The store is flanked by two senior housing complexes, whose residents were excited by the new store. “My daughter said, ‘I’m so relieved I don’t have to go shopping for mommy now,'” said Anna Enke, 94, a resident of one of the complexes.

"PriceRite has a history of opening stores in underserved communities,” Neil Duffy, president of the PriceRite division, told SN at the grand opening. “We’ve been serving food deserts before they were called food deserts.”

Duffy said he expected the PriceRite store to succeed here in part because “we cater to the community; none of our stores are exactly alike.” The new store fulfills that promise with ample Goya and other Hispanic brands, as well as produce like yucca, that appeal to the large local Brazilian population.

PriceRite also pledges to offer prices that are up to 50% below those of competitors. It accomplishes that through limited advertising, basic store décor, stocking in full pallets on the sales floor and offering just 4,500 SKUs (25% of it private-label), some of which change based on the deals PriceRite is able to procure, noted Duffy, adding, “We drive costs out of the business.” Customers are encouraged to use their own bags or to buy them as needed for 11 cents each.

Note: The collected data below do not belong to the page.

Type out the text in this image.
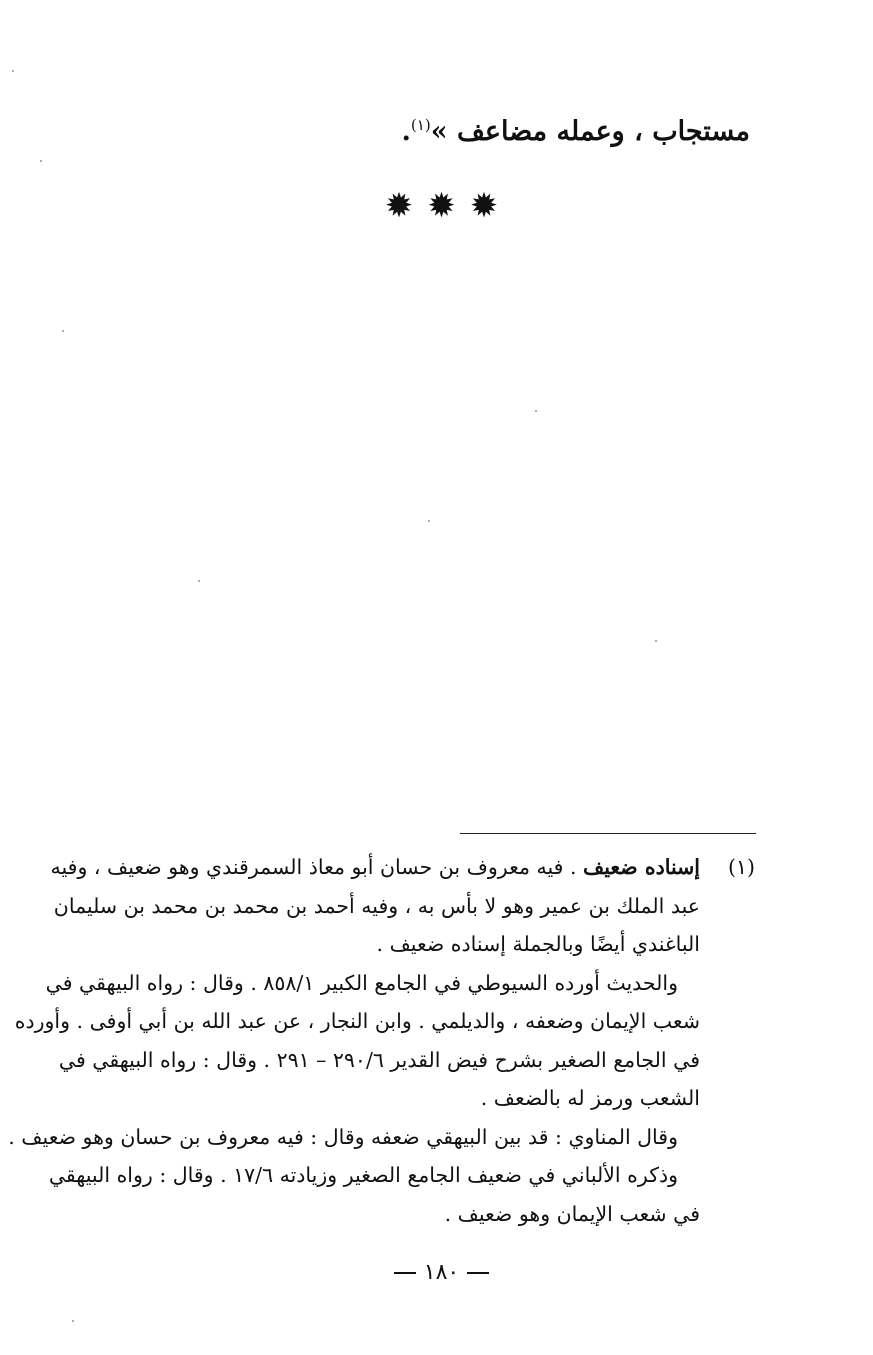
مستجاب ، وعمله مضاعف »$^{(١)}$.
✹ ✹ ✹
(١)
إسناده ضعيف . فيه معروف بن حسان أبو معاذ السمرقندي وهو ضعيف ، وفيه
عبد الملك بن عمير وهو لا بأس به ، وفيه أحمد بن محمد بن محمد بن سليمان
الباغندي أيضًا وبالجملة إسناده ضعيف .
والحديث أورده السيوطي في الجامع الكبير ٨٥٨/١ . وقال : رواه البيهقي في
شعب الإيمان وضعفه ، والديلمي . وابن النجار ، عن عبد الله بن أبي أوفى . وأورده
في الجامع الصغير بشرح فيض القدير ٢٩٠/٦ – ٢٩١ . وقال : رواه البيهقي في
الشعب ورمز له بالضعف .
وقال المناوي : قد بين البيهقي ضعفه وقال : فيه معروف بن حسان وهو ضعيف .
وذكره الألباني في ضعيف الجامع الصغير وزيادته ١٧/٦ . وقال : رواه البيهقي
في شعب الإيمان وهو ضعيف .
١٨٠
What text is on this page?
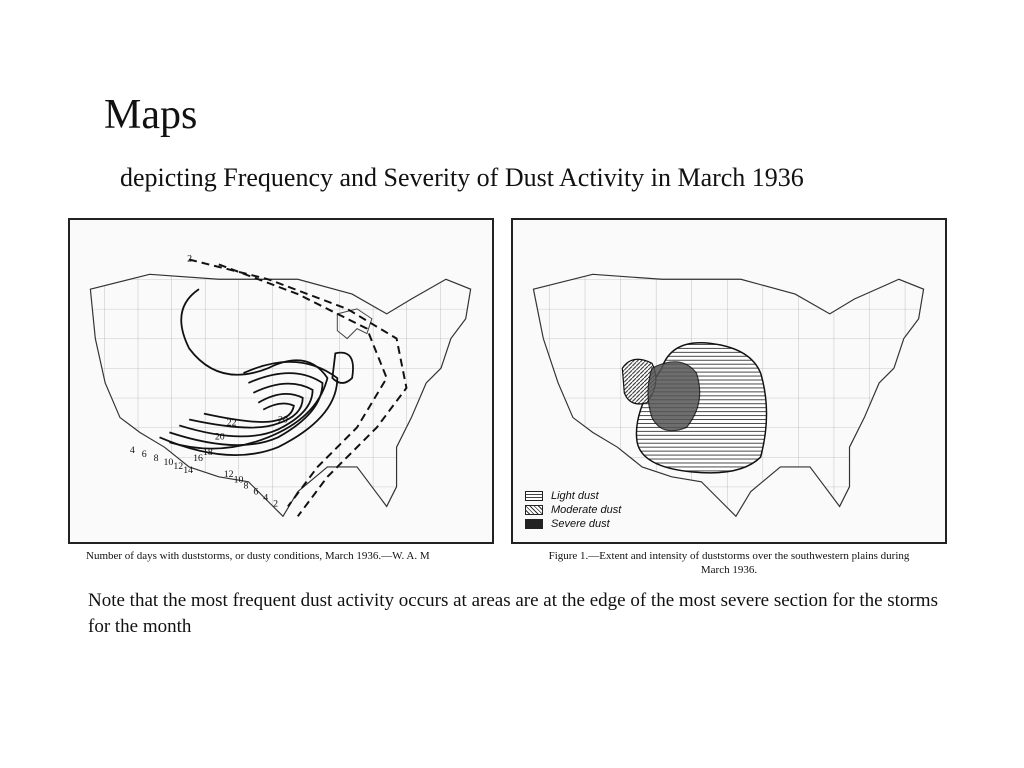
Maps
depicting Frequency and Severity of Dust Activity in March 1936
2
4 6 8 10 12 14
16
18
20
22	20
2
4
6
8
10
12
Number of days with duststorms, or dusty conditions, March 1936.—W. A. M
Light dust
Moderate dust
Severe dust
Figure 1.—Extent and intensity of duststorms over the southwestern plains during
March 1936.

Note that the most frequent dust activity occurs at areas are at the edge of the most severe section for the storms for the month
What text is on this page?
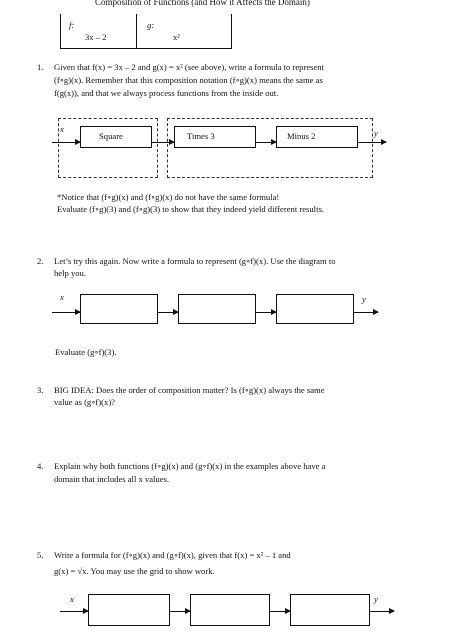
Composition of Functions (and How it Affects the Domain)
f:
3x – 2
g:
x²
1. Given that f(x) = 3x – 2 and g(x) = x² (see above), write a formula to represent
(f∘g)(x). Remember that this composition notation (f∘g)(x) means the same as
f(g(x)), and that we always process functions from the inside out.
x
Square	Times 3	Minus 2	y
*Notice that (f∘g)(x) and (f∘g)(x) do not have the same formula!
Evaluate (f∘g)(3) and (f∘g)(3) to show that they indeed yield different results.
2. Let’s try this again. Now write a formula to represent (g∘f)(x). Use the diagram to
help you.
x	y
Evaluate (g∘f)(3).
3. BIG IDEA: Does the order of composition matter? Is (f∘g)(x) always the same
value as (g∘f)(x)?
4. Explain why both functions (f∘g)(x) and (g∘f)(x) in the examples above have a
domain that includes all x values.
5. Write a formula for (f∘g)(x) and (g∘f)(x), given that f(x) = x² – 1 and
g(x) = √x. You may use the grid to show work.
x	y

PriceRite employs a self-service format that includes fresh produce delivered daily; packaged meats; baked goods; a variety of private label and national grocery brands; as well as dairy and frozen food products. It does not offer service departments.

The new store also features green technologies such as glass doors on dairy cases and energy-efficient LED lighting in meat cases and coolers throughout the store. Milk cases have “pass-through” doors that allow milk fixtures to be rolled in and out of the cases.

The Danbury PriceRite, which is a non-union store, will employ 135 people, 120 from the immediate community, and 22 full-time, said Duffy.

Wakefern has a full-service ShopRite store in neighboring Brookfield, about four miles from the Danbury store, but Duffy saw no overlap between the stores. Danbury, located at the western end of Connecitcut near the New York border, has a population of about 82,000.